You never know quite what is coming next on these pages. Often, I don’t even know! That’s a blessing and a curse, but let’s accept it positively. There is something for everybody here. Probability says that I will eventually write about something that strikes a chord with you, be it an undying love for Micky Mellon, a deep adoration of Fenway Park, a spirited desire to make mental health first aid a legal requirement in British workplaces, or a tribute to Half Man Half Biscuit.
“Life is too short to suffocate your true identity in obedience of cultural rules that, by attainment, lead to approval from people whose opinions don’t mean anything to you anyway,” I wrote in a recent blog. That has become my credo, my guiding philosophy and my defining spirit.
Deep within, every single person harbours the ability to achieve something great.
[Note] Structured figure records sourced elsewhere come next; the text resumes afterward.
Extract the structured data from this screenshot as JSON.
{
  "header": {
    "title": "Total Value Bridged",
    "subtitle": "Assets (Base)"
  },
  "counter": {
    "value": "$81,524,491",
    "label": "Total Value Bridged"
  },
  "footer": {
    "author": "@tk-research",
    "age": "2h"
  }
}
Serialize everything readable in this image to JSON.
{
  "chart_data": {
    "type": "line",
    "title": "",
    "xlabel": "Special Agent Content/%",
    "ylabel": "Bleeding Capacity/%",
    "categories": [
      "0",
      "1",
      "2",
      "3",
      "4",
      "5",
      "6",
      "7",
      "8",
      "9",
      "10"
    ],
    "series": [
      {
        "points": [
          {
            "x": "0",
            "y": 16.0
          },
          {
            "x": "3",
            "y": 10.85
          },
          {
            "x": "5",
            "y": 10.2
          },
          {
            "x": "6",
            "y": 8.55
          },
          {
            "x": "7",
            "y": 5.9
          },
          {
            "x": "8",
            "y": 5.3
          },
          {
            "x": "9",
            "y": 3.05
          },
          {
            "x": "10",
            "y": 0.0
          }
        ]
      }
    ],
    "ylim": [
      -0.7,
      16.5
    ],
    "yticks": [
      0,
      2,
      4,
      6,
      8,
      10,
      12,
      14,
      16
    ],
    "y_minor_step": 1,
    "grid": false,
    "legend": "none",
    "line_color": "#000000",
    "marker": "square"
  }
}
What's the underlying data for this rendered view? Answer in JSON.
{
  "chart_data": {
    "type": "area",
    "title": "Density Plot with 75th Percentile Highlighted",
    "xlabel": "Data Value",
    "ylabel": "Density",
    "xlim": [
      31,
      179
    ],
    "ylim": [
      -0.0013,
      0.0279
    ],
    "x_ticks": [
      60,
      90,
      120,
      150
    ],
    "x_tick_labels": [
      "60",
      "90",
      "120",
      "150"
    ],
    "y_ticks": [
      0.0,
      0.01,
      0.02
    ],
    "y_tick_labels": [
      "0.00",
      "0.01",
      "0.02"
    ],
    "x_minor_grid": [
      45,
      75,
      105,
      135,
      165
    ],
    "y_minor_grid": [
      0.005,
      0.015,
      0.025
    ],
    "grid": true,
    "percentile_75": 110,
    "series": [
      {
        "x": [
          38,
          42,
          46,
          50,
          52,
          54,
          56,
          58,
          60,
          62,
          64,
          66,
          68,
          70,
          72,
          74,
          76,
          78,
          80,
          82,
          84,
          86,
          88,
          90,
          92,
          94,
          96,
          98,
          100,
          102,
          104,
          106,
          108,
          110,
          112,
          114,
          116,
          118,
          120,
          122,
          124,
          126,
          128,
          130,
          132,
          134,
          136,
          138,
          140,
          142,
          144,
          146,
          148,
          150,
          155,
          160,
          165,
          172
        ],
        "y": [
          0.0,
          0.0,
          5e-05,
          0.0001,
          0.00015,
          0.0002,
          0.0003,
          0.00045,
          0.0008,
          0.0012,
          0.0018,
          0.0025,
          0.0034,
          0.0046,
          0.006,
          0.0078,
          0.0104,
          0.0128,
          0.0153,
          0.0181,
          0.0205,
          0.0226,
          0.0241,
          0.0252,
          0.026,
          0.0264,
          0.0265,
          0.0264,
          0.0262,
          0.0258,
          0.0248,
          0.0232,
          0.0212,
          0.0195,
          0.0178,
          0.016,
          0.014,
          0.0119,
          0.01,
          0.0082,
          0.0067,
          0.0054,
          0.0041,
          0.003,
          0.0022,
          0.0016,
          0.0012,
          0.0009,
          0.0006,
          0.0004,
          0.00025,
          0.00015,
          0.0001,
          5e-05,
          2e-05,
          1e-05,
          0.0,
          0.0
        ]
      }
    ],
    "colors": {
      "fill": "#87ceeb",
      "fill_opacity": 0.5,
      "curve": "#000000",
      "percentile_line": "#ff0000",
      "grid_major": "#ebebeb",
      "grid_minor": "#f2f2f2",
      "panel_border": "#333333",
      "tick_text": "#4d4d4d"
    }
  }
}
We all possess at least one special skill that can be gifted to the world, our unique contribution to the tumultuous tapestry of life. But all too often, that potential and skill is lost due to inherent reticence, fuelled by a fear of judgment and an urge to conform. In my case, the inquisitive kid who loved to read and write was smothered by the bewildered adult who chased approval. My inner nerd was quashed by my outer insecurity.
Well, not anymore. I’m done with vain popularity contests and anxious pleading for societal consent. I won’t hide my interests any longer. I won’t play to a crowd or justify my otherness. I will just do what I love and what I enjoy. I will just write – about anything and everything that intrigues me. I will promote my work through one brand, across a limited number of platforms. That brand is Ryan Ferguson. That brand is me.
If people enjoy what I create, fantastic. I’m humbled by their support. And if people don’t engage with every aspect of my work, that’s fine, too. The beat will go on. The ideas won’t stop. The content will continue. Maybe you will create something as well, as yourself, and together we can tackle the overbearing scourge of social judgement.